I led and worked with a team of fellow students at the Australian National University (ANU) to develop an artistic data visualisation web app. It was made for a year-long project at the ANU, where students worked with real world clients to deliver a product. I had the role of Project Manager during this time.
The App The web app visualises metadata from a portrait dataset, such as charts showing the age of the subjects. Visually, the charts are comprised of portraits that make up their respective category. For example, there's a bar chart that shows the age distribution of the dataset. The 15 - 30 year old bar is visually made of all the portraits of subjects within that age range. The app is also interactive with zooming, panning, animations, and intuitive navigation for use in public art exhibitions.
Tech Stack The app was developed in TypeScript using the Svelte front-end framework, and the visuals were made mainly using the PixiJS library.

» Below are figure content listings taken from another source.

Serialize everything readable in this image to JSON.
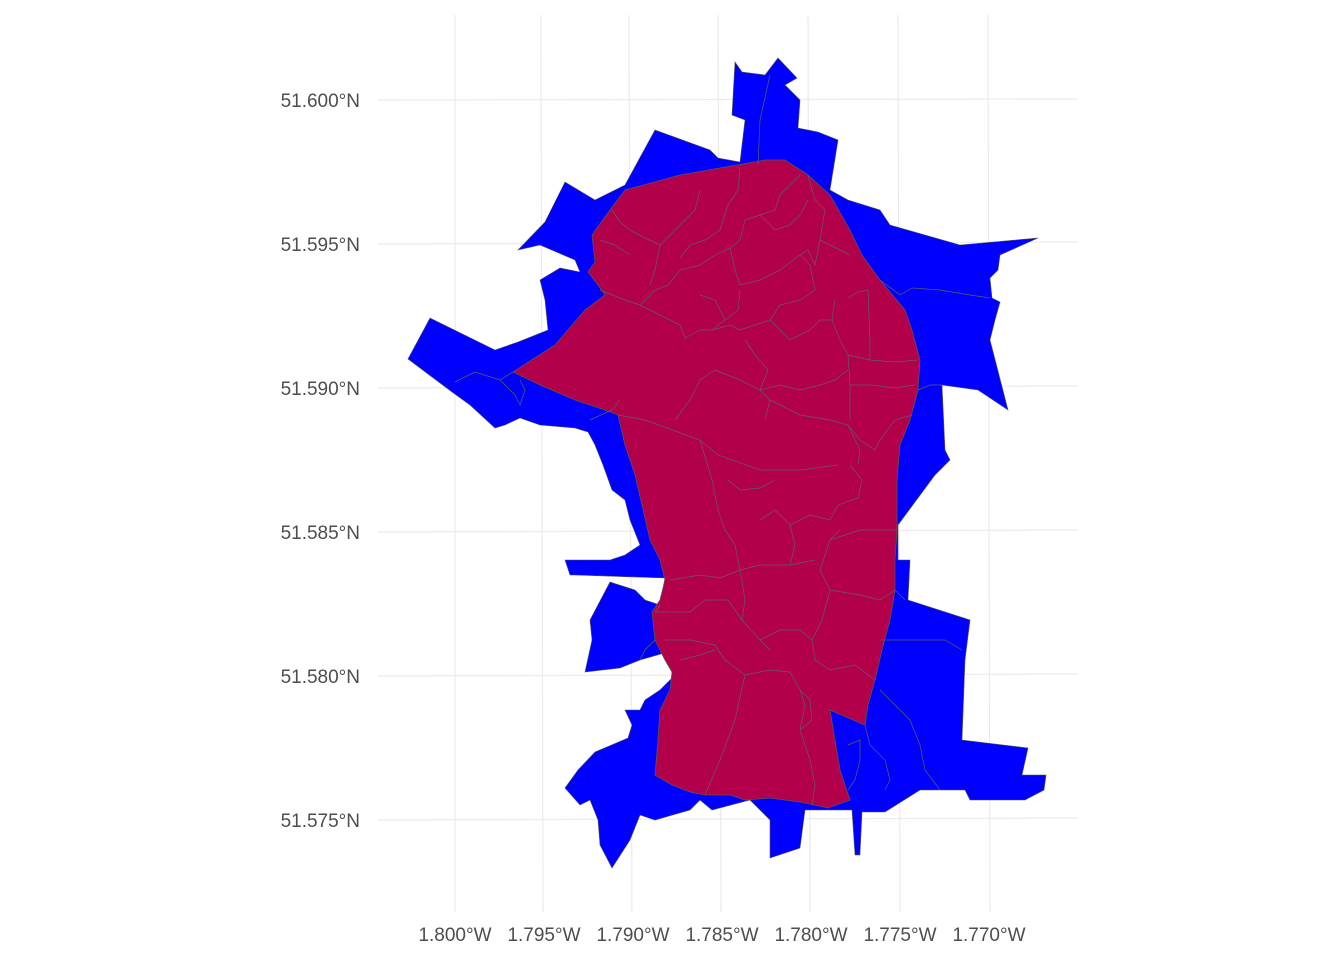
{
  "map": {
    "x_ticks": [
      "1.800°W",
      "1.795°W",
      "1.790°W",
      "1.785°W",
      "1.780°W",
      "1.775°W",
      "1.770°W"
    ],
    "y_ticks": [
      "51.600°N",
      "51.595°N",
      "51.590°N",
      "51.585°N",
      "51.580°N",
      "51.575°N"
    ],
    "colors": {
      "outer_region": "#0000ff",
      "inner_region": "#b3004b",
      "boundary": "#5a5a5a",
      "grid": "#ebebeb",
      "tick_text": "#4d4d4d"
    }
  }
}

A development server with CI/CD was hosted using GitLab and an AWS EC2 instance.
Image credit to our beloved client, Melita Dahl.

Wyrmtongue is a personal project I worked on initially just to learn how to integrate LLMs with web applications. Now, it's publicly available and currently in a serviceable state. Its primary function is to generate storytelling ideas for Tabletop Role-Playing Games.
The App Users can upload their text documents containing any writing and information related to their game's setting. The app uses these documents to generate new and unique ideas to give inspiration for the user's game, all of which tries to fit within the user's setting.
Tech Stack It was developed in TypeScript using Angular for the front-end, Express and MongoDB for the back-end, and Firebase for authentication. It's currently hosted on an AWS EC2 instance, with CI/CD using GitHub actions. The source code with instructions on self-hosting is available here.

During my research internship at CSIRO, I worked closely with supervision of ML researchers to investigate and improve an (at the time) new setting of Object Detection proposed by Li et al. (2022). By the end my improvements were at best incremental, but the experience of scientific research and communication is something I highly value.
The Project As illustrated above, the setting only has 1 instance of each type annotated. For example, only 1 human is annotated, although there are many humans in the image. I attempted to find improvements in the original method proposed by Li et al. (2022). I applied concepts proposed in other settings, such as Negative Learning and Memory Banks.
Tech Stack Expanding upon the source code available in the aforementioned paper, I coded in Python using the PyTorch library.
Image adapted from the COCO 2017 dataset.

As part of an internship, I developed a 3D data visualiser of seismic data for and under the guidance of a geoscience expert. It was one of my first projects done from scratch to completion.
The App Loading seismic data (which I understand very little of) stored as numpy arrays, the app visualises it according to user-set parameters. The user can zoom and move around the 3D environment to get a better view of data. The user can also select certain slices of data to view, and adjust the gain or colormap of the visualiser according to their needs.
Tech Stack The front-end of the tool was built in Python using the panel library. The visualiser was written in JavaScript using the vtk.js library.